Monday, September 12, 2005

How to Hug

We went to a food sale yesterday. The food sale was organized to raise fund for the operation cost of a centre for special children. Four of us holding RM100 coupons could only buy one roasted duck. That's beside the point.

In a food sale like this, normally some clubs, associations or people with charity at heart would donate their merchandise for sale. The popular one would be food stall. A normal RM2 fried rice would be sold at RM10. Transaction is using coupons. I was told that a total of RM88,000 was being raised.

My teenage daughter after making one round finally found her treasures at a stall selling used books at RM2 each. She was so excited and asked me for RM10 coupon. I took a look and noted that it was sponsored by a centre that gives child education. It is even a franchised early child education specialist. So, it is safe.

But, back home, I was horrified to hear this conversation -

"Che-che (big sister), can I read the books that you have just bought at the food sale?" the 10-year old asked.

"No, there are some pervert pictures in these books. Che-che also cannot read." the big sister answered.

That reminds me of another story . A story is told about a man who was walking down the street one day. He passed by a book store selling used books. In the display window, he saw a book with this title, "How to Hug". He was caught by the title. On that particular moment, he was romantic at heart. He went into the shop and bought the book. When he got back home, he discovered that it was the third volume of an encyclopedia that covered subjects from "How" to "Hug".

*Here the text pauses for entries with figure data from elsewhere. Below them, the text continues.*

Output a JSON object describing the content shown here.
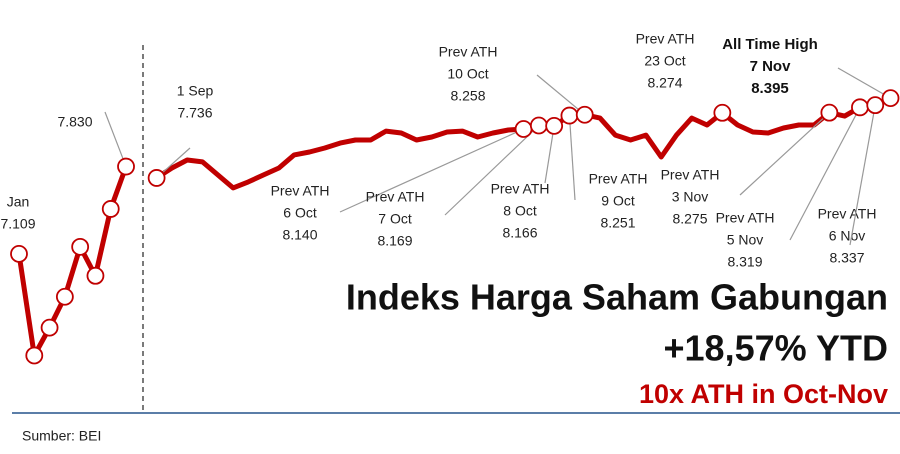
{
  "chart_data": {
    "type": "line",
    "title": "Indeks Harga Saham Gabungan",
    "subtitle": "+18,57% YTD",
    "highlight": "10x ATH in Oct-Nov",
    "source": "Sumber: BEI",
    "ylim": [
      6150,
      8875
    ],
    "categories": [
      null,
      null,
      null,
      null,
      null,
      null,
      null,
      null,
      null,
      null,
      null,
      null,
      null,
      null,
      null,
      null,
      null,
      null,
      null,
      null,
      null,
      null,
      null,
      null,
      null,
      null,
      null,
      null,
      null,
      null,
      null,
      null,
      null,
      null,
      null,
      null,
      null,
      null,
      null,
      null,
      null,
      null,
      null,
      null,
      null,
      null,
      null,
      null,
      null,
      null,
      null,
      null,
      null,
      null,
      null,
      null,
      null,
      null
    ],
    "series": [
      {
        "color": "#c00000",
        "markers": true,
        "values": [
          7109,
          6270,
          6500,
          6755,
          7167,
          6928,
          7480,
          7830,
          null,
          null,
          null,
          null,
          null,
          null,
          null,
          null,
          null,
          null,
          null,
          null,
          null,
          null,
          null,
          null,
          null,
          null,
          null,
          null,
          null,
          null,
          null,
          null,
          null,
          null,
          null,
          null,
          null,
          null,
          null,
          null,
          null,
          null,
          null,
          null,
          null,
          null,
          null,
          null,
          null,
          null,
          null,
          null,
          null,
          null,
          null,
          null,
          null,
          null
        ]
      },
      {
        "color": "#c00000",
        "markers": false,
        "values": [
          null,
          null,
          null,
          null,
          null,
          null,
          null,
          null,
          null,
          7736,
          7818,
          7884,
          7868,
          7761,
          7654,
          7703,
          7761,
          7818,
          7926,
          7950,
          7983,
          8024,
          8049,
          8049,
          8123,
          8107,
          8049,
          8074,
          8115,
          8123,
          8074,
          8107,
          8132,
          8140,
          8169,
          8166,
          8251,
          8258,
          8230,
          8090,
          8049,
          8090,
          7909,
          8090,
          8230,
          8173,
          8274,
          8173,
          8115,
          8107,
          8148,
          8173,
          8173,
          8275,
          8247,
          8319,
          8337,
          8395
        ]
      }
    ],
    "annotations": [
      {
        "date": "Jan",
        "value_label": "7.109",
        "value": 7109
      },
      {
        "value_label": "7.830",
        "value": 7830
      },
      {
        "date": "1 Sep",
        "value_label": "7.736",
        "value": 7736
      },
      {
        "heading": "Prev ATH",
        "date": "6 Oct",
        "value_label": "8.140",
        "value": 8140
      },
      {
        "heading": "Prev ATH",
        "date": "7 Oct",
        "value_label": "8.169",
        "value": 8169
      },
      {
        "heading": "Prev ATH",
        "date": "8 Oct",
        "value_label": "8.166",
        "value": 8166
      },
      {
        "heading": "Prev ATH",
        "date": "9 Oct",
        "value_label": "8.251",
        "value": 8251
      },
      {
        "heading": "Prev ATH",
        "date": "10 Oct",
        "value_label": "8.258",
        "value": 8258
      },
      {
        "heading": "Prev ATH",
        "date": "23 Oct",
        "value_label": "8.274",
        "value": 8274
      },
      {
        "heading": "Prev ATH",
        "date": "3 Nov",
        "value_label": "8.275",
        "value": 8275
      },
      {
        "heading": "Prev ATH",
        "date": "5 Nov",
        "value_label": "8.319",
        "value": 8319
      },
      {
        "heading": "Prev ATH",
        "date": "6 Nov",
        "value_label": "8.337",
        "value": 8337
      },
      {
        "heading": "All Time High",
        "date": "7 Nov",
        "value_label": "8.395",
        "value": 8395
      }
    ]
  }
}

We bought some coupons for charity. We brought our children to the food sale hoping to teach them to have a generous heart. We hope to see a demonstration of love there. But just like the man who wanted to learn "How to Hug" only to find an encycloopedia on theory. We want to teach our children a demonstration of love through charity only to find that love means dumping unwanted books or unwanted items. All done in the disguise of charity.

2 comment(s):

that is such a sad experience. we really can't let our guard down sometimes, can we?

By Blogger yyyap, at 10:57 pm  

So sad. Reminds me of the time when, during the collection of donations for the tsunami victims, the coordinators found bags of unwanted stuffs (old picture frames, dentures, family photos ..) among the so called charitable items.